2. Identify inputs and outputs

Next we need to identify what the inputs and outputs of the neural network will be. This might require looking at our data and deciding what features of the data we can use as inputs. If the data is images then the inputs could be the individual pixels of the images.

For the outputs we will need to look at what we want to identify from the data. If we are performing a classification problem then typically we will have one output for each potential class.

3. Prepare data

Many datasets are not ready for immediate use in a neural network and will require some preparation. Neural networks can only really deal with numerical data, so any non-numerical data (for example words) will have to be somehow converted to numerical data.

Next we will need to divide the data into multiple sets. One of these will be used by the training process and we will call it the training set. Another will be used to evaluate the accuracy of the training and we will call that one the test set. Sometimes we will also use a 3rd set known as a validation set to tune hyperparameters.
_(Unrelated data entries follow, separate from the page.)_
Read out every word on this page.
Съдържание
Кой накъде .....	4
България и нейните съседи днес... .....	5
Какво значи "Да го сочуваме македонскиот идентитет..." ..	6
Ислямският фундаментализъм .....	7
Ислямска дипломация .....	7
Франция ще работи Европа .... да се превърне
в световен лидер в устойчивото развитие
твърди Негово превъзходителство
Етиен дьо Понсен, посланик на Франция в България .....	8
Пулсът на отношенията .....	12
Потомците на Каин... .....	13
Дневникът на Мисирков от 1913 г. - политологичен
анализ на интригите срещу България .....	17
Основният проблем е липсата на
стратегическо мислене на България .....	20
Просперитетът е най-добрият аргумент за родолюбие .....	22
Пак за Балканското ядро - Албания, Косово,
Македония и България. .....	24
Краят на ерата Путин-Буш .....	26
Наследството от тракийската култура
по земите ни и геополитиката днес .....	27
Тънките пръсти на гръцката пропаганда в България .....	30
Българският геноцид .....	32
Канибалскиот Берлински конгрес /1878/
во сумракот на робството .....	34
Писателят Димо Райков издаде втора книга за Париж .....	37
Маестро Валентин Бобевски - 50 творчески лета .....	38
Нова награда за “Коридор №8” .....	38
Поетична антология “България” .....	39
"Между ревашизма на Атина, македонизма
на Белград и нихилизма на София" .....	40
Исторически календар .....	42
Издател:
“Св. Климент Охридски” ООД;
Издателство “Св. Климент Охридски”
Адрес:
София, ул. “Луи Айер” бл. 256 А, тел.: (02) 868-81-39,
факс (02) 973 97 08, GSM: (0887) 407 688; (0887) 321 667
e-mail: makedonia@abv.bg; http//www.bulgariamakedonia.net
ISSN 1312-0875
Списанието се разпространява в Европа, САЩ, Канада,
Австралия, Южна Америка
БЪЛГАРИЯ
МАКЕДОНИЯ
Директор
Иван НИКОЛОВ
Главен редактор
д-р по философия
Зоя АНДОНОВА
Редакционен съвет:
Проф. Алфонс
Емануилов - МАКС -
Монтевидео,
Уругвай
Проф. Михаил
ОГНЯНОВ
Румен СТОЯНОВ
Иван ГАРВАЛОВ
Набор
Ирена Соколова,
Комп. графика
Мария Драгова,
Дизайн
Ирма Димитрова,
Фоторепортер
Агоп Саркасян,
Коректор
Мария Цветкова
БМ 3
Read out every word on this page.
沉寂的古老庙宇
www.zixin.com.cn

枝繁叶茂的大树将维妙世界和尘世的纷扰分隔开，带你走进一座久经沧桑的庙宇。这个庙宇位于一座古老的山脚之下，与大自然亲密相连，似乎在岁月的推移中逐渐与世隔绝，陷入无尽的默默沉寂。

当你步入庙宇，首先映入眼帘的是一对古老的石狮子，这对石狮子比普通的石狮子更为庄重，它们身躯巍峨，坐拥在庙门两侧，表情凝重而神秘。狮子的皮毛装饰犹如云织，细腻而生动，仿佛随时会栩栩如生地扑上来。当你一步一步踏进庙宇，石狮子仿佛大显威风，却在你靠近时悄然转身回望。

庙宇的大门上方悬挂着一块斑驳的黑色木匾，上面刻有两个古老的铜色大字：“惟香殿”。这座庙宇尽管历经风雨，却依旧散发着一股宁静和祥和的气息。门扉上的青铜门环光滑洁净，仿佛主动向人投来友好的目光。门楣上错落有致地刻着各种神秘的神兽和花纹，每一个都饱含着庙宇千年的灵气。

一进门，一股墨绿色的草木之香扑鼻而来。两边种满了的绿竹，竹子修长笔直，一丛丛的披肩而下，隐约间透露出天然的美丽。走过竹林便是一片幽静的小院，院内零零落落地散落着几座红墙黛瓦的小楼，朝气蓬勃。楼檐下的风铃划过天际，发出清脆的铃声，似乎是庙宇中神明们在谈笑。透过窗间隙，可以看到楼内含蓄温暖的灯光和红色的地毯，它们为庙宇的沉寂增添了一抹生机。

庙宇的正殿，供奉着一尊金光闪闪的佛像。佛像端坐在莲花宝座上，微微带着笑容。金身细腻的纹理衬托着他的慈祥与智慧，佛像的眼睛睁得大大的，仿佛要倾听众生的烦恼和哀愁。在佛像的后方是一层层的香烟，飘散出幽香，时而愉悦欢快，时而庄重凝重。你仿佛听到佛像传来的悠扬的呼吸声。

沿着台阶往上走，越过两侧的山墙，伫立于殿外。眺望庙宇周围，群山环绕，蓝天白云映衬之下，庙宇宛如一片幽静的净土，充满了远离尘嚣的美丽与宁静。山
4. Choose a pre-trained model or build a new architecture from scratch

Often we can use an existing neural network instead of designing one from scratch. Training a network can take a lot of time and computational resources. There are a number of well publicised networks which have been shown to perform well at certain tasks, if you know of one which already does a similar task well then it makes sense to use one of these.

If instead we decide we do want to design our own network then we need to think about how many input neurons it will have, how many hidden layers and how many outputs, what types of layers we use (we will explore the different types later on). This will probably need some experimentation and we might have to try tweaking the network design a few times before we see acceptable results.

5. Choose a loss function and optimizer

The loss function tells the training algorithm how far away the predicted value was from the true value. We will look at choosing a loss function in more detail later on.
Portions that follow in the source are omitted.